4D Minecraft Map
Ever find yourself bored of living in a world with only three dimensions? Everyone else is out there loving those sensible 3D spaces, happily stomping their feet all over them, never worrying about whether their next step will suddenly see them sucked into another dimension.
If you need more excitement and danger in your life, then book a trip to The Hypercube. It’s a puzzle map made by FlowGD that tasks you with navigating 4D space in order to beat its seven levels.
That’s right, 4D space! Don’t worry, there are tutorials within the map that explain how it all works. Well, kind of. Hey, being confused is all part of the fun, right?
Watch the video below of The Hypercube for a taste of how 4D can work in Minecraft. You might want to hold on to your brain as you watch. My apologies if it outright explodes.
This walkthrough video is dizzying stuff – to the untrained eye, it looks like the player is constantly teleporting everywhere! In a way, they kind of are – because they’re hopping between dimensions using the brain-befuddling power of 4D. If you’re still confused about how it works, don’t worry! It only took the mapmaker one year to figure it out...
Alright, so what’s going on here? To explain that, I must take you back in time, but first, I'll explain the basic principles of time travel within a fixed reality... nah, just kidding. I'll just tell you the story of how creator FlowGD decided to make The Hypercube. Way simpler.
"You perform parkour jumps that are only possible with the fourth dimension."
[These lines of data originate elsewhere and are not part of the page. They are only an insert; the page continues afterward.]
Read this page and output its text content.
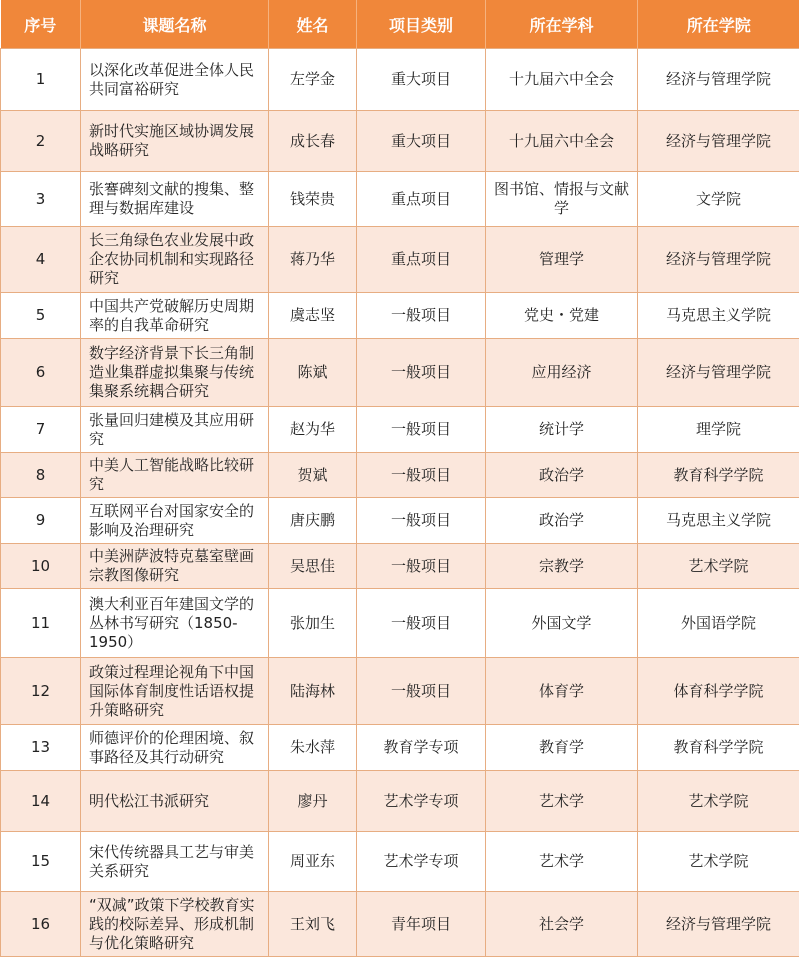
序号	课题名称	姓名	项目类别	所在学科	所在学院
1	以深化改革促进全体人民共同富裕研究	左学金	重大项目	十九届六中全会	经济与管理学院
2	新时代实施区域协调发展战略研究	成长春	重大项目	十九届六中全会	经济与管理学院
3	张謇碑刻文献的搜集、整理与数据库建设	钱荣贵	重点项目	图书馆、情报与文献学	文学院
4	长三角绿色农业发展中政企农协同机制和实现路径研究	蒋乃华	重点项目	管理学	经济与管理学院
5	中国共产党破解历史周期率的自我革命研究	虞志坚	一般项目	党史・党建	马克思主义学院
6	数字经济背景下长三角制造业集群虚拟集聚与传统集聚系统耦合研究	陈斌	一般项目	应用经济	经济与管理学院
7	张量回归建模及其应用研究	赵为华	一般项目	统计学	理学院
8	中美人工智能战略比较研究	贺斌	一般项目	政治学	教育科学学院
9	互联网平台对国家安全的影响及治理研究	唐庆鹏	一般项目	政治学	马克思主义学院
10	中美洲萨波特克墓室壁画宗教图像研究	吴思佳	一般项目	宗教学	艺术学院
11	澳大利亚百年建国文学的丛林书写研究（1850-1950）	张加生	一般项目	外国文学	外国语学院
12	政策过程理论视角下中国国际体育制度性话语权提升策略研究	陆海林	一般项目	体育学	体育科学学院
13	师德评价的伦理困境、叙事路径及其行动研究	朱水萍	教育学专项	教育学	教育科学学院
14	明代松江书派研究	廖丹	艺术学专项	艺术学	艺术学院
15	宋代传统器具工艺与审美关系研究	周亚东	艺术学专项	艺术学	艺术学院
16	“双减”政策下学校教育实践的校际差异、形成机制与优化策略研究	王刘飞	青年项目	社会学	经济与管理学院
FlowGD has been making puzzle maps in Minecraft since he discovered the power of command blocks. “This was around the time I discovered a map called the Code, which at the time was very advanced,” he says. “This map gave me the motivation necessary to try and build my own maps.” His level design skills improved over time as he learned to balance challenge with fun, but it wasn’t until a year ago that the concept of 4D puzzles entered his life, and it did so via a game called Miegakure.
Miegakure is the work of Marc ten Bosh, and is all about moving through and interacting with 4D landscapes. It’s tricky to explain, but imagine if you were a 2D person stuck inside the screen you’re reading these words on. You can move in two different ways: up and down the screen, and left and right across the screen. If you add a third dimension then you could step outside of the screen too. That’s basic 3D and it’s the world we live in!
But a 4D space means that you add a fourth dimension to move through. The reason we have a hard time imagining that is because we live in a 3D world. In fact, it’s impossible for us to see 4D space in its entirety. What Miegakure does, then, is give us 3D slices of its 4D world so we can make sense of it, one bit at a time.
Marc ten Bosh also made this excellent video that explains how 4D works in his game better than I ever could! Wait, I still get paid, right?
So what looks like teleportation in the Hypercube video is actually successful navigation of 4D space. Impossible? Definitely! Confusing? Also definitely! But also an exciting new approach to Minecraft map making that I, as a bored prisoner of our 3D world, can very much get behind.
FlowGD took the idea of using 3D slices of a 4D world to make the concept somewhat approachable, and managed to find a way to make it work inside Minecraft. It wasn’t easy. It took an entire year of watching videos about 4D space, as well as studying Miegakure in depth.
But the solution he found is genius. “A level is made up of a number of 3D worlds stacked on top of each other,” FlowGD explains. “I had to manually change each one slightly so that if a 4D being were to theoretically see the whole 4D world, it would look natural to it.”
"Don’t give up. It's a hard concept to grasp, and I salute you if you manage to understand it."
A 4D being! What would that even look like? And I thought endermen were scary... Anyway, you’re able to rotate through these slices of the 4D world using a handheld device in The Hypercube. The idea is to find a floating gold brick hidden inside each level and reach it to move to the next one. Reaching the bricks requires you to solve tricky spatial puzzles and perform parkour jumps that are only possible with the fourth dimension. It’s recommended that you use the coordinate tracker at the top of the screen to make sense of your position.
If you try The Hypercube and do get stuck, FlowGD recommends that you experiment. “Look at the tutorials again if you need to, or watch other ones online. Don't give up,” he says. “It's a hard concept to grasp, and I salute you if you manage to understand it.” Stick with it and before long you’ll be ascending impossible staircases and teleporting through dimensional frost mountains!
FlowGD originally had plans for 16 levels in The Hypercube but settled on seven as it seemed like the optimal number. But he reckons he might still add more levels in the future. Right now he’s focused on making new maps, none of which are 4D, and one of them isn’t even a puzzle map.
Probably the best for our poor, three-dimensional brains though, eh?